Il punto è che, mentre prima con
una certa facilità si diceva – nell'ambito del cognitivismo – che la
«semantica» era iniettata dal programmatore, ora con macchine che manipolano un
numero astronomico di simboli, maneggiando rappresentazioni (dinamiche),
multilivello e multimodali, le cose cambiano, e di molto anche. In effetti, gli
attuali Large Language Models basati su tecnologia Transformer sono
manipolatori di simboli al livello più basso (i.e., sono macchine di Turing),
ma tali simboli sono aggregati in una forma significativa su diversi livelli di
rappresentazione distribuita, dove agiscono unità semantiche capaci di
«auto-significare». Non si sta sostenendo che il «programmatore» – ancora di
salvezza del senso per cognitivismo classico – è scomparso. Si sta sostenendo
che l'intelligenza artificiale generativa ha risalito la china della catena
interpretativo-rappresentazionale relegando il «programmatore» al ruolo
di «meta-programmatore» e non si può stabilire con certezza quando e come sarà
raggiunto il picco. Sta bene ribadire che l'«umano» è il custode ultimo del
senso, ma non è così chiaro quanto sia ampio il gap che separa l'umano dalla
macchina, soprattutto quando, data la disponibilità pubblica dell'IA, l'umano
stesso è inserito in un feedback loop in cui il senso è co-creato. È molto
probabile che, nell'evoluzione dei sistemi di IA, si assisterà all'alternarsi
di rampe di crescita esponenziale e più o meno brevi plateau. Non è così
semplice stabilire invece se la tendenza rimarrà crescente, se anch'essa è
esponenziale o se avrà un plateau definitivo. Quindi, anche il cognitivismo
classico – che ha dato lustro all'IA classica – è superato e proprio perché qui
si sta vivendo una convergenza tra IA classica (simbolica) e IA
connessionistica (neurale), dove le macchine sono programmate ad apprendere
autonomamente e, possiamo dirlo, sono programmate per programmare (IA
neurosimbolica) e programmarsi.
Ad oggi, i sistemi ad agenti che
generano obiettivi e forniscono soluzioni ad alcuni fanno sorridere. Vedremo se
tra dieci anni, quando la stessa rete Internet avrà un volto diverso insieme
all'intero assetto della nostra società, gli stessi continueranno a ridere.

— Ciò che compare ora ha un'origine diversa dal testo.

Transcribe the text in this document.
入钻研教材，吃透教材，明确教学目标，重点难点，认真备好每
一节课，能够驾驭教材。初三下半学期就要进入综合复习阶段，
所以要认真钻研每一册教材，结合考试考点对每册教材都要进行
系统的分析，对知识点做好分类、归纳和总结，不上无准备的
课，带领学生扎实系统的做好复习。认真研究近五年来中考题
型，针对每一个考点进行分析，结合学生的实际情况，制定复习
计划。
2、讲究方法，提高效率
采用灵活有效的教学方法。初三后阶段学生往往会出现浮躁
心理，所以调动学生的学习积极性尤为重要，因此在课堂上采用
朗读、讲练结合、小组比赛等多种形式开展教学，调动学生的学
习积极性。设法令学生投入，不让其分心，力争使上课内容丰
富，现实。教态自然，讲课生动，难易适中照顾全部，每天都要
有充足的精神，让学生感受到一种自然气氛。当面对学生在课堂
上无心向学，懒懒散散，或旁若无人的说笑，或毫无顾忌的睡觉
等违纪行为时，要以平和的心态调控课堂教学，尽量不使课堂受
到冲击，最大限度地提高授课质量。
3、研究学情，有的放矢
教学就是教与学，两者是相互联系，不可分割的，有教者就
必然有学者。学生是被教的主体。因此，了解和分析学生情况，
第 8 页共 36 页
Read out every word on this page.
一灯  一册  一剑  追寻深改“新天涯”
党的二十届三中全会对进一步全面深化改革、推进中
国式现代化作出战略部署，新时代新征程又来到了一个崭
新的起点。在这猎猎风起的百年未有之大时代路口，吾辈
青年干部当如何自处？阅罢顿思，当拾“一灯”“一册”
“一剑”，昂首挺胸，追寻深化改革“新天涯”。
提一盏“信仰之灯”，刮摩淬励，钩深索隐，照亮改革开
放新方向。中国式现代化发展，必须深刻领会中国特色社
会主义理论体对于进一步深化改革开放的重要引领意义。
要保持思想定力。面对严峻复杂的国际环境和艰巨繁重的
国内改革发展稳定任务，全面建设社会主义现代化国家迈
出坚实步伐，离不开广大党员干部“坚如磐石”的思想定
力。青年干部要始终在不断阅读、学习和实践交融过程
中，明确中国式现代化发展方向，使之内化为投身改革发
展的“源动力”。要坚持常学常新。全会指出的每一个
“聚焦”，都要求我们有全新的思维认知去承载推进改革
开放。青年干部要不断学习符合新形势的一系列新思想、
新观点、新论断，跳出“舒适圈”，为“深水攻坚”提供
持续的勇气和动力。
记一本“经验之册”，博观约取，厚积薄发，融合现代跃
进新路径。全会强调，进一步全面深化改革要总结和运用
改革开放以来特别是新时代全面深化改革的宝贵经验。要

Terminiamo col dire che non tutti gli scettici sono degli sprovveduti e non è
bene generalizzare troppo. In ogni caso domanderei ad alcuni se hanno mai
scritto una riga di codice o almeno hanno provato a farla scrivere ad un
modello di linguaggio. Se l'avessero fatto si renderebbero conto che, come mi
disse Bengio in una comunicazione personale è solo questione di dati di
addestramento, di come sono formattati e della qualità dei dataset. A breve
vedremo come i modelli potranno risolvere anche i problemi difficili di
enigmistica. È solo questione di tempo.